Day 444 - it's Passover today and we are celebrating it with our very dear friends in Jerusalem. Ever since we moved here they were absolutely amazing to us and I feel so greatful they include us in their extended family for this holiday celebration. We read the Haggadah, we ate, we had so much fun just being with them surrounded by all this warmth and happiness. It made me so happy to see them all together, so fond of each other, so happy and it puts in big contrast the dynamics in our family, which made me very sad. Yes, I wish things where different, that we were still together and happy, that my kids will be all together in one place.

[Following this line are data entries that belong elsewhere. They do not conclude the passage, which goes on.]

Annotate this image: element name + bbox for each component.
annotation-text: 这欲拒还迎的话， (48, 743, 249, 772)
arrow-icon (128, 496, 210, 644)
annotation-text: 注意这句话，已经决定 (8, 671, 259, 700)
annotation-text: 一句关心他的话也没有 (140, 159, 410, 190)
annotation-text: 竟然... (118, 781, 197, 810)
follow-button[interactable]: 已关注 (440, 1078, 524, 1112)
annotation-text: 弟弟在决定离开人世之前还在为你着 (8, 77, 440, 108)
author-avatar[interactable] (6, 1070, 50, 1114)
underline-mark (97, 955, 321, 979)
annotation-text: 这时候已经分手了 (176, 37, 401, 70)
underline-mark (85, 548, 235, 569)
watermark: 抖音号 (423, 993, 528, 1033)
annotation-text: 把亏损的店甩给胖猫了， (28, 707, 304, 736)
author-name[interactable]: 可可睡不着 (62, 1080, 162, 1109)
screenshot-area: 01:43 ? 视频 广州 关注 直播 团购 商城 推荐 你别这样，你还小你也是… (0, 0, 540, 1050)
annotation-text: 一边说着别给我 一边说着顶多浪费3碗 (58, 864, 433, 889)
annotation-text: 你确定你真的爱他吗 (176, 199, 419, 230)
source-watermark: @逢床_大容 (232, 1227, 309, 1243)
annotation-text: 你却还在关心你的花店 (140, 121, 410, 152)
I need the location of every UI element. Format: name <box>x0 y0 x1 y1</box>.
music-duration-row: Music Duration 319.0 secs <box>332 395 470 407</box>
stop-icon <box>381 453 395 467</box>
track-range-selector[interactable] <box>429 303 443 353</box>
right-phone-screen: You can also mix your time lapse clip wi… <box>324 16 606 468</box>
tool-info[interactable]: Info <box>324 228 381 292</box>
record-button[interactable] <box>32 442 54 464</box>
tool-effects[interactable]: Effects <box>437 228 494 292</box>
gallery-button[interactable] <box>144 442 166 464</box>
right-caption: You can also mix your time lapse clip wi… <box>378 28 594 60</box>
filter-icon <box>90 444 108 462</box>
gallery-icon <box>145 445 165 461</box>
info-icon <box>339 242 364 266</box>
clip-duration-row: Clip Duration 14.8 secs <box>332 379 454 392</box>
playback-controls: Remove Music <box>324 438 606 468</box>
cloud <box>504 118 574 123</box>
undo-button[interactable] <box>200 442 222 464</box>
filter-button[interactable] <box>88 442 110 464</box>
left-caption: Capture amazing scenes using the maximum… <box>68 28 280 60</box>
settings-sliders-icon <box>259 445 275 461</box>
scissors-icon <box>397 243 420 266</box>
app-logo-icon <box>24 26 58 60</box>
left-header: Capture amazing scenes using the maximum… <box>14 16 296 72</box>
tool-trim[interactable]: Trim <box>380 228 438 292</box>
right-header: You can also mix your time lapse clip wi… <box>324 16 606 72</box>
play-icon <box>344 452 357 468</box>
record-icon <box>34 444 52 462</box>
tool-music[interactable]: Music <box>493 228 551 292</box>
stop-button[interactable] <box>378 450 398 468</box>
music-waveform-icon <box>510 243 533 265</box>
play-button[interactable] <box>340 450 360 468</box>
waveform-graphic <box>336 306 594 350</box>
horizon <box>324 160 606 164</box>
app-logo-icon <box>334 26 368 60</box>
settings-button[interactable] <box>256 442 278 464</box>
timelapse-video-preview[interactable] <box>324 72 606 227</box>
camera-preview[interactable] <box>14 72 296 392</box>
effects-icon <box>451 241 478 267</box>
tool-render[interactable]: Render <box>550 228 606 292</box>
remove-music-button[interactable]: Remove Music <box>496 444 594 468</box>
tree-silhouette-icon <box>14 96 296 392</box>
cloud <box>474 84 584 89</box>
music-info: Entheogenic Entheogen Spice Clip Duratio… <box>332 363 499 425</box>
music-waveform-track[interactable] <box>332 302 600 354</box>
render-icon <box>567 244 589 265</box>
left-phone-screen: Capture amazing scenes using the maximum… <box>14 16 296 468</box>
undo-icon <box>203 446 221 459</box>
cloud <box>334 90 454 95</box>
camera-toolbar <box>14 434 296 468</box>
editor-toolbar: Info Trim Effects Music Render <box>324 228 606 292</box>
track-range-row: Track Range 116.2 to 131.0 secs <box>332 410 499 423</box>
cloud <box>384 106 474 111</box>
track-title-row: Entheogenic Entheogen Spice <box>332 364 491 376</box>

It's Passover and I want to look at the bright side of what is good in my life, what are the demons that I fight and try to conquer what is my personal getting out of bondage to freedom. I got back to my country, a blessing we make every year at the end of the evening, I got out of a very bad marriage and both are personal victories for me, both I am not taking for granted, things I had to fight for; but I am sure that as happy as I am, many more things are still restricting my steps or my thoughts, holding me back. Part of this holiday is taking a personal inventory and identify what these things are and take active steps to change that, to fight back; to do what ever is needed to become a little less a slave and a little more of a free woman, free in body and soul.
I am thankful, so very thankful to our friends for their hospitality, for their kindness and their friendship. I am so thankful we got to spend the holiday with them. I am thankful for all the progress I made on the past few years. I am also very thankful for all the obstacles, and setback for the bondage still on me that I have to fight or let go to become free.